量子遗传算法优化神经网络及其在MIMO系统信号检测中的应用研究
Research on Neural Network Optimized by Quantum Genetic Algorithm and Its Application to Signal Detection of MIMO Systems 主 题 词:量子计算;量子遗传算法;神经网络;多输入多输出;正交频分复用;信号检测
Keywords: Quantum Computation; Quantum Genetic Algorithm; Neural Network; MIMO; OFDM; Signal Detection 摘 要
量子信息学是一门新兴的交叉学科,它在信息领域中有着独特的功能,在提高运算速度、确保信息安全、增大信息容量和提高检测精度等方面可突破现有经典信息系统的极限。特别是近年来,基于量子并行计算的量子智能算法有效地降低了一些经典难解算法的计算复杂度。
在目前的通信系统中,低误码率和低计算复杂度是所有检测技术追求的目标。本文正是基于这一目标,设计新型的优化检测算法,以期达到检测性能和计算复杂度的良好折衷。
本文首先研究了量子遗传算法的特性,并利用量子遗传算法种群规模小,收敛速度快的特性来优化传统神经网络,设计了量子遗传算法优化的BP(Back Propagation)网络和RBF(Radial Basis Function)网络,并分别对这两种量子遗传算法优化的神经网络进行性能测试,实验表明,用量子遗传算法优化过的神经网络在网络性能上比传统神经网络有较明显的提高。
其次,将量子遗传算法优化神经网络应用于MIMO系统信号检测。用量子遗传算法优化神经网络检测信号的初始值,提出了基于量子遗传算法优化神经网络的MIMO系统信号检测方案。实验表明,基于量子遗传算法优化神经网络的MIMO检测方案在检测性能上比基于传统神经网络和基于量子遗传算法的MIMO检测方案有较明显的提高。
最后,研究了基于量子遗传算法优化神经网络的MIMO-OFDM系统信号检测,用量子遗传算法优化神经网络检测信号的初始值,提出了一种基于量子遗传算法优化神经网络的MIMO-OFDM系统信号检测方案。实验表明,基于量子遗传算法优化神经网络的MIMO-OFDM检测方案,其检测性能优于基于传统神经网络和基于量子遗传算法的检测方案。
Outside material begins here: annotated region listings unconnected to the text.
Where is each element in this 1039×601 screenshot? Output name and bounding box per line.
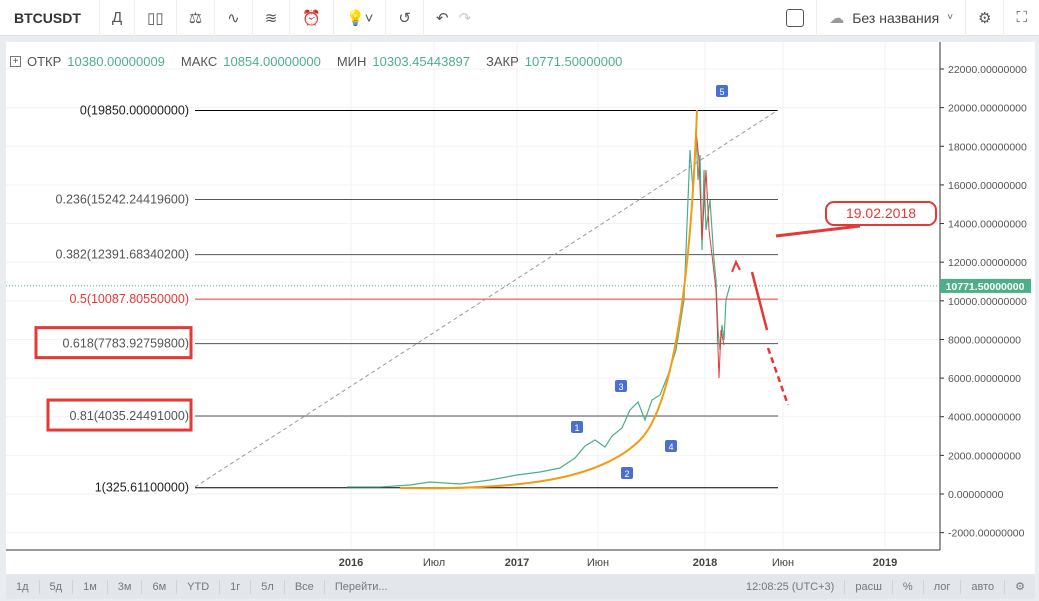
time-tick-label: 2018 xyxy=(693,557,717,569)
chart-pane[interactable] xyxy=(6,42,1035,574)
interval-button[interactable]: Д xyxy=(100,0,136,36)
last-price-label: 10771.50000000 xyxy=(946,281,1025,293)
scale-option-button[interactable]: авто xyxy=(961,579,1006,594)
ideas-icon[interactable]: 💡˅ xyxy=(334,0,387,36)
price-tick-label: 12000.00000000 xyxy=(948,257,1027,269)
scale-option-button[interactable]: расш xyxy=(845,579,893,594)
fib-level-label: 0.618(7783.92759800) xyxy=(62,337,189,351)
gear-icon[interactable]: ⚙ xyxy=(1015,580,1025,593)
layout-name-button[interactable]: ☁ Без названия ˅ xyxy=(817,0,967,36)
scale-option-button[interactable]: % xyxy=(893,579,924,594)
date-callout[interactable] xyxy=(825,201,937,226)
ohlc-legend: + ОТКР 10380.00000009 МАКС 10854.00000000 … xyxy=(10,54,632,69)
price-tick-label: 0.00000000 xyxy=(948,489,1004,501)
low-value: 10303.45443897 xyxy=(372,54,471,69)
highlight-box xyxy=(46,398,193,432)
wave-badge[interactable] xyxy=(716,85,728,97)
symbol-search[interactable]: BTCUSDT xyxy=(0,0,100,36)
low-label: МИН xyxy=(336,54,367,69)
top-toolbar: BTCUSDT Д ▯▯ ⚖ ∿ ≋ ⏰ 💡˅ ↺ ↶ ↷ ☁ Без назва… xyxy=(0,0,1039,36)
price-tick-label: 10000.00000000 xyxy=(948,296,1027,308)
down-arrow-dashed-icon xyxy=(766,347,790,406)
indicators-icon[interactable]: ∿ xyxy=(215,0,253,36)
price-tick-label: -2000.00000000 xyxy=(948,528,1025,540)
fib-level-label: 1(325.61100000) xyxy=(95,481,189,495)
range-button[interactable]: 5л xyxy=(251,579,285,594)
price-tick-label: 20000.00000000 xyxy=(948,103,1027,115)
wave-label: 5 xyxy=(719,87,724,97)
redo-icon[interactable]: ↷ xyxy=(458,9,472,27)
callout-arrow xyxy=(775,224,861,238)
price-tick-label: 16000.00000000 xyxy=(948,180,1027,192)
high-label: МАКС xyxy=(180,54,218,69)
fib-level-label: 0.382(12391.68340200) xyxy=(56,248,189,262)
price-tick-label: 2000.00000000 xyxy=(948,450,1021,462)
chevron-down-icon: ˅ xyxy=(947,12,954,23)
clock: 12:08:25 (UTC+3) xyxy=(736,579,846,594)
close-value: 10771.50000000 xyxy=(524,54,623,69)
price-tick-label: 6000.00000000 xyxy=(948,373,1021,385)
close-label: ЗАКР xyxy=(486,54,519,69)
gear-icon[interactable]: ⚙ xyxy=(966,0,1005,36)
scale-option-button[interactable]: лог xyxy=(924,579,962,594)
price-tick-label: 4000.00000000 xyxy=(948,412,1021,424)
layout-square-icon[interactable] xyxy=(774,0,818,36)
wave-label: 2 xyxy=(624,469,629,479)
price-tick-label: 14000.00000000 xyxy=(948,219,1027,231)
wave-label: 4 xyxy=(668,442,673,452)
down-arrow-icon xyxy=(750,271,769,331)
layout-name: Без названия xyxy=(852,9,940,26)
fib-level-label: 0.236(15242.24419600) xyxy=(56,193,189,207)
bottom-bar: 1д 5д 1м 3м 6м YTD 1г 5л Все Перейти... 12:08:25 … xyxy=(6,574,1035,599)
time-tick-label: Июн xyxy=(772,557,794,569)
wave-label: 3 xyxy=(618,382,623,392)
date-callout-text: 19.02.2018 xyxy=(846,205,916,221)
last-price-badge xyxy=(940,278,1031,293)
range-button[interactable]: Перейти... xyxy=(334,580,388,593)
fullscreen-icon[interactable]: ⛶ xyxy=(1016,9,1027,26)
wave-badge[interactable] xyxy=(665,440,677,452)
wave-badge[interactable] xyxy=(621,467,633,479)
templates-icon[interactable]: ≋ xyxy=(253,0,291,36)
range-button[interactable]: 6м xyxy=(142,579,178,594)
range-button[interactable]: 3м xyxy=(108,579,143,594)
cloud-icon: ☁ xyxy=(829,9,845,27)
open-value: 10380.00000009 xyxy=(67,54,165,69)
time-tick-label: Июн xyxy=(587,557,609,569)
compare-icon[interactable]: ⚖ xyxy=(177,0,216,36)
price-tick-label: 22000.00000000 xyxy=(948,64,1027,76)
range-button[interactable]: 5д xyxy=(40,579,74,594)
range-button[interactable]: 1г xyxy=(220,579,252,594)
range-button[interactable]: 1д xyxy=(6,579,40,594)
wave-badge[interactable] xyxy=(615,380,627,392)
fib-level-label: 0.5(10087.80550000) xyxy=(69,292,189,306)
price-tick-label: 8000.00000000 xyxy=(948,334,1021,346)
expand-icon[interactable]: + xyxy=(10,56,21,67)
time-tick-label: 2017 xyxy=(505,557,529,569)
price-tick-label: 18000.00000000 xyxy=(948,141,1027,153)
range-button[interactable]: 1м xyxy=(73,579,108,594)
undo-icon[interactable]: ↶ ↷ xyxy=(436,9,472,27)
wave-label: 1 xyxy=(574,423,579,433)
price-series xyxy=(347,129,731,488)
fib-level-label: 0(19850.00000000) xyxy=(80,104,189,118)
high-value: 10854.00000000 xyxy=(223,54,321,69)
replay-icon[interactable]: ↺ xyxy=(386,0,424,36)
range-button[interactable]: Все xyxy=(285,579,325,594)
wave-badge[interactable] xyxy=(571,421,583,433)
up-arrow-icon xyxy=(731,259,741,273)
parabolic-curve xyxy=(399,109,698,490)
candles-icon[interactable]: ▯▯ xyxy=(135,0,177,36)
time-tick-label: 2016 xyxy=(339,557,363,569)
alert-icon[interactable]: ⏰ xyxy=(290,0,334,36)
open-label: ОТКР xyxy=(27,54,62,69)
highlight-box xyxy=(34,326,193,360)
fib-trend-line[interactable] xyxy=(194,109,779,488)
fib-level-label: 0.81(4035.24491000) xyxy=(69,409,189,423)
range-button[interactable]: YTD xyxy=(177,579,221,594)
time-tick-label: Июл xyxy=(423,557,445,569)
time-tick-label: 2019 xyxy=(873,557,897,569)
关键词:量子计算;量子遗传算法;神经网络;多输入多输出;正交频分复用;信号检测
ABSTRACT
Quantum information science is a rising cross subject. Due to unique features in the information field, it may break the limitation of classic information system, be currently available in several aspects, namely, speeding computation, ensuring information security, expanding the capacity of information, improving the accuracy of detection. Particularly in recent years, quantum algorithms of intelligence, based on the parallel quantum computation, effectively simplify computation complexity belonging to some classic algorithms which are not easy to solve problem on the background of classic system.
Low error rate and reduced complexity of communications system are two ultimate targets for all detection techniques. In order to achieve the goals, the dissertation designs a new type of optimization detection algorithm which is expected to acquire desired performance-complexity trade-off.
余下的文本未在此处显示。